O  recheio  deve ficar   com  consistência cremosa.  Faça  pequenas  bolas com  a massa,  abra  em  círculos, coloque  o  recheio, feche  como  um pastel,  molhando as  bordas com  água  e   apertando  com  um garfo  paraselar.  Pode-se  também  fazer como  mostra  a figura  ao  lado (quadros 4, 5 e  6), juntando os  lados  e  dobrando-os  com os  dedos para  dar  o  efeito  da  foto  acima. Em fogo brando,  frite  as   samosas   em  uma   panela com óleo   vegetal, em  quantidade  suficiente para  as  cobrir   por   completo. Escorra   sobre  toalhas  de   papel  para  tirar  o  excesso  de óleo. Se preferível,  podem   ser   assadas  em  forno.  Para   isso  devem   ser colocadas   em fôrma  untada  e   polvilhada   com   trigo  para  não  grudar 
Dhokla (bolos picantes) 
Ingredientes:
250g de farinha de grão-de-bico (besan) de mercearias indianas
250g de iogurte batido, até ficar bem mole

250ml de água morna
1 colher de chá sa
l (ou a gosto) 
1 colher de chá de pimenta verde fatiada
1 colher de chá de gengribre fresco ralado
1/2 colher de chá de açafrão-da-Índia moído
1 colher de chá de óleo
1 colher de chá de bicarbonato de sódio
Suco fresco de meio limão 
Modo de Preparo:
1.Coloque a farinha de grão- de-bico em uma tigela. Adicione o iogurte e água morna, bata até obter uma massa macia. Salpique com o sal, cubra e reserve por quatro horas, até que a massa fique cheia de pequenas bolhas. Unte uma ou duas formas de bolo, ou outro recipiente adequado, e reserve. 2.Espalhe a pimenta, gengibre e o açafrão-da-Índia na massa de farinha de grão-de-bico. 3.Em uma caneca ou tigela, misture o óleo, o bicarbonato de sódio e o suco de limão; derrame na massa de grão de bico.
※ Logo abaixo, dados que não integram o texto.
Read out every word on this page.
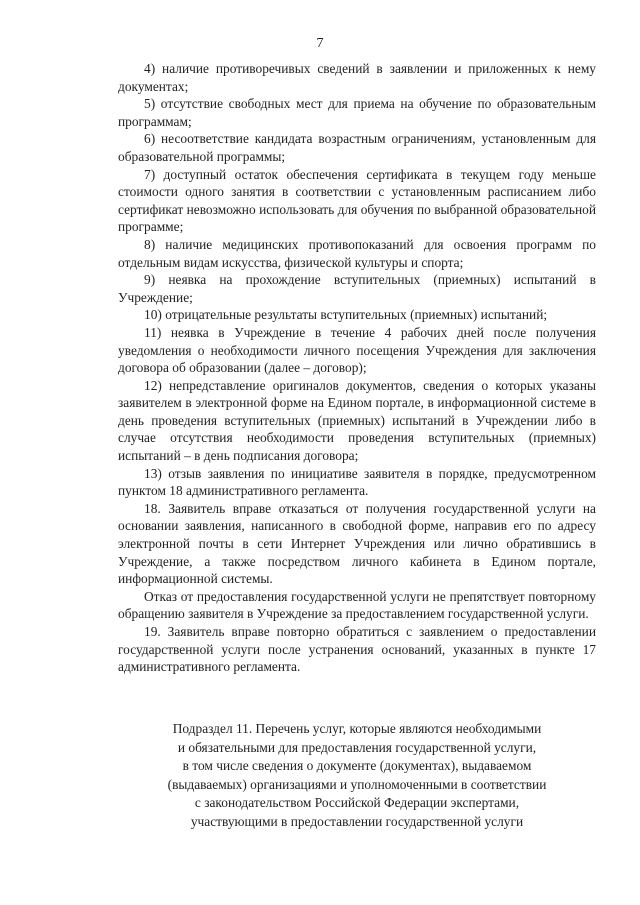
7

4) наличие противоречивых сведений в заявлении и приложенных к нему документах;

5) отсутствие свободных мест для приема на обучение по образовательным программам;

6) несоответствие кандидата возрастным ограничениям, установленным для образовательной программы;

7) доступный остаток обеспечения сертификата в текущем году меньше стоимости одного занятия в соответствии с установленным расписанием либо сертификат невозможно использовать для обучения по выбранной образовательной программе;

8) наличие медицинских противопоказаний для освоения программ по отдельным видам искусства, физической культуры и спорта;

9) неявка на прохождение вступительных (приемных) испытаний в Учреждение;

10) отрицательные результаты вступительных (приемных) испытаний;

11) неявка в Учреждение в течение 4 рабочих дней после получения уведомления о необходимости личного посещения Учреждения для заключения договора об образовании (далее – договор);

12) непредставление оригиналов документов, сведения о которых указаны заявителем в электронной форме на Едином портале, в информационной системе в день проведения вступительных (приемных) испытаний в Учреждении либо в случае отсутствия необходимости проведения вступительных (приемных) испытаний – в день подписания договора;

13) отзыв заявления по инициативе заявителя в порядке, предусмотренном пунктом 18 административного регламента.

18. Заявитель вправе отказаться от получения государственной услуги на основании заявления, написанного в свободной форме, направив его по адресу электронной почты в сети Интернет Учреждения или лично обратившись в Учреждение, а также посредством личного кабинета в Едином портале, информационной системы.

Отказ от предоставления государственной услуги не препятствует повторному обращению заявителя в Учреждение за предоставлением государственной услуги.

19. Заявитель вправе повторно обратиться с заявлением о предоставлении государственной услуги после устранения оснований, указанных в пункте 17 административного регламента.

Подраздел 11. Перечень услуг, которые являются необходимыми
и обязательными для предоставления государственной услуги,
в том числе сведения о документе (документах), выдаваемом
(выдаваемых) организациями и уполномоченными в соответствии
с законодательством Российской Федерации экспертами,
участвующими в предоставлении государственной услуги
Mexa bem e coloque a massa na forma untada (não lote a forma, pois a massa precisa de espaço para crescer) e cozinhe no vapor (com uma panela de vapor comum, ou uma panela chinesa de bambu). Deixe no vapor por cerca de 11 minutos ou até ficar firme ao toque, ou até um palito de dente sair limpo da mistura. 4. Quando esfriar, corte em quadrados de 2,5cm em uma travessa. 5. Para temperar, aqueça o óleo em uma panela. Jogue as sementes de mostarda e a assafétida, e frite até as sementes começarem a estalar. Adicione as sementes de gergelim e cozinhe até ficarem ligeiramente tostadas. Coloque o óleo temperado sobre a dhokla. 6. Sirva morno, com um pouco de coentro fresco e côco com chá (adicione canela e vagens de cardamomo ao seu chá comum).